Miller is planning to conduct a similar tutorial at a Ridgewood church in February.
"She's the most generous, thoughtful and loving person I've ever met in my entire life," said Avia, a retired teacher. "And, she's so entertaining — that's why her fundraisers bring in so much money. She has such a reputation for entertaining people."
Extending life
Miller learned from her musically inclined parents. Her mother was a pianist, and her father established the Peragallo Pipe Organ Company, a Paterson institution that marked its centennial last year. She herself played the concert stage until she was 16.
But, when it came to hobbies, music would play second fiddle to the art of drying flowers after she and her husband, Charlie Miller, bought a farm in Ridgefield Springs, New York, a village 14 miles north of Cooperstown, in 1972.
Soil at the 33-acre farm was rich in organic fertilizer, though Miller calls it something else.
"The ground had so much cow manure that everything I planted came up gorgeous," Miller said. "I ended up doing five huge gardens."
Miller wound up with so many flowers, and at first, she did not know what to do with them.
"I just sat in the barn, and I said: 'What a waste. All of these flowers are going to die. Can't I try to make their life a little longer?'" Miller recalled.
She tried different methods to dry her flowers, finding that some, such as cockscomb, could be dried out simply by hanging upside-down.
For other varieties, Miller experimented with desiccants, like salt, sand and sugar, but nothing worked until she discovered silica gel.
The average flower takes up to five days to dry out. Most sun-loving varieties, including hydrangeas, peonies and roses, are able to be dried, said Miller, who now cultivates all of her flowers at her home garden. The farm was sold three years ago.

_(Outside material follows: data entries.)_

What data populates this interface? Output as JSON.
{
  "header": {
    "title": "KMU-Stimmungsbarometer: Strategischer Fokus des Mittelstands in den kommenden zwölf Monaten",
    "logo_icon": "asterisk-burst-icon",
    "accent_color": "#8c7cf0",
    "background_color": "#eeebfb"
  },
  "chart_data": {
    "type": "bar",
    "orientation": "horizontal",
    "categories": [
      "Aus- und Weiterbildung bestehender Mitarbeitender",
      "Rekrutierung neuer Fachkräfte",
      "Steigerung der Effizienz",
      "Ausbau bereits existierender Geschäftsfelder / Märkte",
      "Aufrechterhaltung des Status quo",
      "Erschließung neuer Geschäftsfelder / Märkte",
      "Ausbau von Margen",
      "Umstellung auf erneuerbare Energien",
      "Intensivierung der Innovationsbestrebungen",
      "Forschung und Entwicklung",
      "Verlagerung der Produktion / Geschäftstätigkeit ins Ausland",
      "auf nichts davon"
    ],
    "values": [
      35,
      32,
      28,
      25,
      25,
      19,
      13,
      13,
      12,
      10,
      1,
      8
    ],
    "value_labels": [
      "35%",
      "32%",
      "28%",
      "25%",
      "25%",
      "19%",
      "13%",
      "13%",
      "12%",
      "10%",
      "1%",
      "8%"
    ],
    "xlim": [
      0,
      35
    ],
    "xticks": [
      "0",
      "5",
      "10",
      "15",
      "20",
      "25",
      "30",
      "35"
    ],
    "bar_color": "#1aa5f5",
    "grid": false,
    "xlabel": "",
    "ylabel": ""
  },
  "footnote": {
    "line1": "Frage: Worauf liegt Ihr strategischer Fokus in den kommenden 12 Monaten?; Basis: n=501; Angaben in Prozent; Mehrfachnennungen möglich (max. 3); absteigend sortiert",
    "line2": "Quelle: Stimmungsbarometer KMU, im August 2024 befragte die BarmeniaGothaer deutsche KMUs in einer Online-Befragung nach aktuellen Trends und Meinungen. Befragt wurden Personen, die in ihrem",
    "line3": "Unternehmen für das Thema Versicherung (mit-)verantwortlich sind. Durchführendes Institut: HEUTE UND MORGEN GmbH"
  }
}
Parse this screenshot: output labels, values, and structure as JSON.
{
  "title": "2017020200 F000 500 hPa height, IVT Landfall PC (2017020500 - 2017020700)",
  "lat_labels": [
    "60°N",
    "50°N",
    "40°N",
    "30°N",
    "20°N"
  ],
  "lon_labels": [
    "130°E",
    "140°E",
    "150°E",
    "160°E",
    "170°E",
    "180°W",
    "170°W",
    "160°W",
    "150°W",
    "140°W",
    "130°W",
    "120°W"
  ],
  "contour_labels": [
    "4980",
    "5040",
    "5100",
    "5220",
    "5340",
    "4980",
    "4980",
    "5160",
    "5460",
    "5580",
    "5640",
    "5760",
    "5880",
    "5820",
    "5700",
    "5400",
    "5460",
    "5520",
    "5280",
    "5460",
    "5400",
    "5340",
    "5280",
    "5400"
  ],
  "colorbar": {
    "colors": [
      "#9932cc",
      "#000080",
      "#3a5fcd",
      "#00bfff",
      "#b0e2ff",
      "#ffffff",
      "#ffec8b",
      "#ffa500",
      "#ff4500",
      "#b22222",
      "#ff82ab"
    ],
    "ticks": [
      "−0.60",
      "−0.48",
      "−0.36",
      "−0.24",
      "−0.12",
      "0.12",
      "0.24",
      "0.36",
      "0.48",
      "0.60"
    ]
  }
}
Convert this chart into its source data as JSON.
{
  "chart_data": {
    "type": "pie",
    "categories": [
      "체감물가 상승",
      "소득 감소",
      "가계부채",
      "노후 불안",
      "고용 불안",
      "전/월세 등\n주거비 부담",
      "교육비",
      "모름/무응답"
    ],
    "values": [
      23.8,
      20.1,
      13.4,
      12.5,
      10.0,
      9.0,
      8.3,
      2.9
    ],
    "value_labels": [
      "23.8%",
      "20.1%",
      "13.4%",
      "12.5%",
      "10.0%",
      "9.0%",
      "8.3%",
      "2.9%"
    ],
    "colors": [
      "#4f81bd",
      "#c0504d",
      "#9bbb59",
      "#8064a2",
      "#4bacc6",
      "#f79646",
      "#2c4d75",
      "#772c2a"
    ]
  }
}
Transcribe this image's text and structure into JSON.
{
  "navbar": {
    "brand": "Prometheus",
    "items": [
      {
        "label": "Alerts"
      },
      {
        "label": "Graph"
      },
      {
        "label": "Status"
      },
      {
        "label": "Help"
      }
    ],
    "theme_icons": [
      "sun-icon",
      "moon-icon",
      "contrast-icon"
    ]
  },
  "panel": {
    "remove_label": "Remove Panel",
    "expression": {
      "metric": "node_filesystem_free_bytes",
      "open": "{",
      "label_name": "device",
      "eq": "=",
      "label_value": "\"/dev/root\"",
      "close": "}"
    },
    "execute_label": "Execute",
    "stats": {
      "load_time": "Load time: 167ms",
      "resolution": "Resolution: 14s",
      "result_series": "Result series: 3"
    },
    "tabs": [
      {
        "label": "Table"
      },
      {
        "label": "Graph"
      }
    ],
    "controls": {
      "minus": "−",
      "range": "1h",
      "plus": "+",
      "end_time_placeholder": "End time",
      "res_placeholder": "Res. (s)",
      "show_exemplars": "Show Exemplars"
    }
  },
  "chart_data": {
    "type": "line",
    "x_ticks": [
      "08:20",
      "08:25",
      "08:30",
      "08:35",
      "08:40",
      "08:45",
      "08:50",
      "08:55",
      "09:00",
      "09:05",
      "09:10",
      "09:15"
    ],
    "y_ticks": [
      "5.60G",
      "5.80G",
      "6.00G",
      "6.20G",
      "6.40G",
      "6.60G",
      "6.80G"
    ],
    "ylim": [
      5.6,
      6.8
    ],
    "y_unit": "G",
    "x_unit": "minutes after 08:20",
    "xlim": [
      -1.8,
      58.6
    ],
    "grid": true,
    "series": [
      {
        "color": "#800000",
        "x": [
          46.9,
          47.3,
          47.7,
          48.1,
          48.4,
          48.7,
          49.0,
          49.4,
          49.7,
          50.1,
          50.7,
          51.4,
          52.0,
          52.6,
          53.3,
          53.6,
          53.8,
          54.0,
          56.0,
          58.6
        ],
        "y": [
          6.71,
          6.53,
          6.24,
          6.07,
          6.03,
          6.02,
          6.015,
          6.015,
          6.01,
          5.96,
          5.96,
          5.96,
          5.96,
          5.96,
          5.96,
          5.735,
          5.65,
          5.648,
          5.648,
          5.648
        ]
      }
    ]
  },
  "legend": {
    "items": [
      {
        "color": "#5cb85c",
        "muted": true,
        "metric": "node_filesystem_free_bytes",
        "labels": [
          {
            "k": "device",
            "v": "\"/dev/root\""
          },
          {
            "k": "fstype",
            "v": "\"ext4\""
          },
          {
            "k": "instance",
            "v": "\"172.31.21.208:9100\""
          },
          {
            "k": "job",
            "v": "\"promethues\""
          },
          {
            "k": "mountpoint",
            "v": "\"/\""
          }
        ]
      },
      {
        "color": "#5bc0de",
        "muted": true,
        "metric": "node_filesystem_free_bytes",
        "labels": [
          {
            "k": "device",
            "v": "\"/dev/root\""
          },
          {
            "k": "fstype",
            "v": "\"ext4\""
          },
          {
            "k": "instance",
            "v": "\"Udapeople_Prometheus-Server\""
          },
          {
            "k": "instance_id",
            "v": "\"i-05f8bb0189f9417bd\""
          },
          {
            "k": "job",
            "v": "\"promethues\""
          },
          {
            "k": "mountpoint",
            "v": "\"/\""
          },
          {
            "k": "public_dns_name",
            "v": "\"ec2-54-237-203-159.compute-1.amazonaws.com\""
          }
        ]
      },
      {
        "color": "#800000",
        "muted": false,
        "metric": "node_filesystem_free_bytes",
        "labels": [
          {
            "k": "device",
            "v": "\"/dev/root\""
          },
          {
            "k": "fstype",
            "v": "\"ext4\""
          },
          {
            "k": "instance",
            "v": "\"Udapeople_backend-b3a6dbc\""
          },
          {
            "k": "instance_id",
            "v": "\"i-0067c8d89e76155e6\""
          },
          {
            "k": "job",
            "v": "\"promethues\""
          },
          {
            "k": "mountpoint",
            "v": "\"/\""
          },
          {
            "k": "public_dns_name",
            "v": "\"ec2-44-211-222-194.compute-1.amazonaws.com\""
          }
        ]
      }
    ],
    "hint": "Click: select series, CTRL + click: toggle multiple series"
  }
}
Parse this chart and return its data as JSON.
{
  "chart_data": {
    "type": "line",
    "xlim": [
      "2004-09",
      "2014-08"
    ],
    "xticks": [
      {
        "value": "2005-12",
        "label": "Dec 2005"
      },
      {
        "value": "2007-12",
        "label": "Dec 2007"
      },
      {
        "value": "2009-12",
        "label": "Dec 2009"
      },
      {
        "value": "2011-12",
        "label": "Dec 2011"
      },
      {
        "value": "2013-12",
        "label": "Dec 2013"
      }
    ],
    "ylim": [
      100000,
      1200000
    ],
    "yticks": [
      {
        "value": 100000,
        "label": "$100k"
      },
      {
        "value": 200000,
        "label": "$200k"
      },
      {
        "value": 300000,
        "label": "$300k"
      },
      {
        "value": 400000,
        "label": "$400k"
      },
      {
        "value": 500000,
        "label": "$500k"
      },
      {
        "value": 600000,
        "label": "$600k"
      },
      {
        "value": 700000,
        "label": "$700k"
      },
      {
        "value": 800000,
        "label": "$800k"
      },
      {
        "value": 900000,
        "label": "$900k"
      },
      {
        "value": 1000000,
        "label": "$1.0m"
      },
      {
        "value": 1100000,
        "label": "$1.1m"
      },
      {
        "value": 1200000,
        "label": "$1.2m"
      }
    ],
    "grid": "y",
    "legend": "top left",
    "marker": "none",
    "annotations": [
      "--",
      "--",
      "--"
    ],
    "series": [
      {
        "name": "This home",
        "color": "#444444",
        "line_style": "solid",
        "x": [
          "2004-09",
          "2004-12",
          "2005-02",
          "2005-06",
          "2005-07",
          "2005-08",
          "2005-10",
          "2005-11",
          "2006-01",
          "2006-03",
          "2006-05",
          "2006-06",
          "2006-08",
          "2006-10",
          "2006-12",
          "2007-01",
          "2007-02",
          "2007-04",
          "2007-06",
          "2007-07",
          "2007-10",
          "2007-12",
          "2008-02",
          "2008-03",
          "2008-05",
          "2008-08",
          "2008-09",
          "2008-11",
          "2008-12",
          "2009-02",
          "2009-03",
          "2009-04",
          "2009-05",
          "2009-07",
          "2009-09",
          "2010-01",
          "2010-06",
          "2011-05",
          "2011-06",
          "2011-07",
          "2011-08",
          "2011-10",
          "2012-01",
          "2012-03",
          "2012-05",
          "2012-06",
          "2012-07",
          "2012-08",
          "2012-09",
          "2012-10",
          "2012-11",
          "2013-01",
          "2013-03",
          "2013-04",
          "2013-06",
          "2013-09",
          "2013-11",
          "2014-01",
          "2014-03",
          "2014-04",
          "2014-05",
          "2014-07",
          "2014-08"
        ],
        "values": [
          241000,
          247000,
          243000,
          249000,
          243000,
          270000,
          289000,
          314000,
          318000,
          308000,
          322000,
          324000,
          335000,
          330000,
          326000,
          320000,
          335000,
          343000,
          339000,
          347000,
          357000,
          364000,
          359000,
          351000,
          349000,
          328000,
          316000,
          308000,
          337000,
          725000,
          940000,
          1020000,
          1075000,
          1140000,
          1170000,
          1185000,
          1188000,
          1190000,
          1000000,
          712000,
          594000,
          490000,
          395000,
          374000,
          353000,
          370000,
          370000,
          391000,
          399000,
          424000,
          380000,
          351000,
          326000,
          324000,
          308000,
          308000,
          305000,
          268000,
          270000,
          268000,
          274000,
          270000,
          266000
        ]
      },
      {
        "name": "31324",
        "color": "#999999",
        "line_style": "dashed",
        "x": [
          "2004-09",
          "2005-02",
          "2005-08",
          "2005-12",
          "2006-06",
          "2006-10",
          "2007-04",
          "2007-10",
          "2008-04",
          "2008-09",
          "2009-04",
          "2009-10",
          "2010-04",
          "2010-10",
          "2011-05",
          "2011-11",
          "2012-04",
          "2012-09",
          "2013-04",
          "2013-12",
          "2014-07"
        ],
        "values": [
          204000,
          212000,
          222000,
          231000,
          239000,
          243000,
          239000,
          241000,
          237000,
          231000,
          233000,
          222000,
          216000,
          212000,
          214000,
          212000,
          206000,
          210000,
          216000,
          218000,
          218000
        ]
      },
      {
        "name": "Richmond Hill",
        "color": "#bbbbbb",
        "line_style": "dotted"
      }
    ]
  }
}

Each dried arrangement can last as long as 10 years. Shelves of cardboard boxes in Miller's basement workshop are filled with layers of flower buds, some of which have been drying out for years over a thin bed of silica gel.
Spreading art
In 1976, Miller's dried arrangements were featured in Family Circle magazine, a monthly home economics publication, based in New York City, that printed its last edition this month.
As a result of that piece, Miller's dried-flower creations were used to decorate the White House for decades.
The late Rex Scouten, curator of the White House, read the article and contacted Miller because, with 132 rooms, it became challenging for staff there to keep up with fresh flowers.
Miller made more than 60 dried arrangements for the White House, beginning in 1979 for former President Jimmy Carter, and for each of the next four presidents.
She maintained close ties with all of the first ladies, including Rosalynn Carter, who wrote the following note to Miller on White House letterhead on Nov. 13, 1980:
Again I want to thank you for your beautiful dried flower arrangements. We are grateful to you for being so generous with your time and talent.
And thank you, too, for the nosegay. It is a very special gift which will always be a reminder of our friendship.
As further testament to Miller's acclaim, her 1997 book, "Harvesting, Preserving & Arranging Dried Flowers," went through four printings and still is in high demand, as novice gardeners have contacted her to try to buy remaining copies for large sums.
"It really spread," Miller said. "The art of drying flowers has really, really spread. It has brought so much joy to so many people."
She is the first to admit that her life story reads like a fairy tale, but she blames it on that chance encounter she had 37 years ago.
"I've been blessed," Miller said. In a joking tone, she added, "It's the pope — he did it."
Philip DeVencentis is a local reporter for NorthJersey.com. For unlimited access to the most important news from your local community, please subscribe or activate your digital account today.
Email: devencentis@northjersey.com Twitter: @PhilDeVencentis
How to create a dried arrangement
Cathy Miller recommends the following five steps to make the perfect flower creation:
- Do not pick flowers when they are dew-covered or wet, and cut them before peak bloom.
- Store flower buds in airtight boxes until you are ready to arrange. Add three tablespoons of silica gel to the bottom of each box.
- Make artificial stems after buds are dry by wrapping floral tape around 19-gauge, steel wire. Gently poke one end of each fake stem into each bud.
- Insert the other end of each stem into floral foam at the base of your container.
- Keep your completed arrangement out of direct sunlight.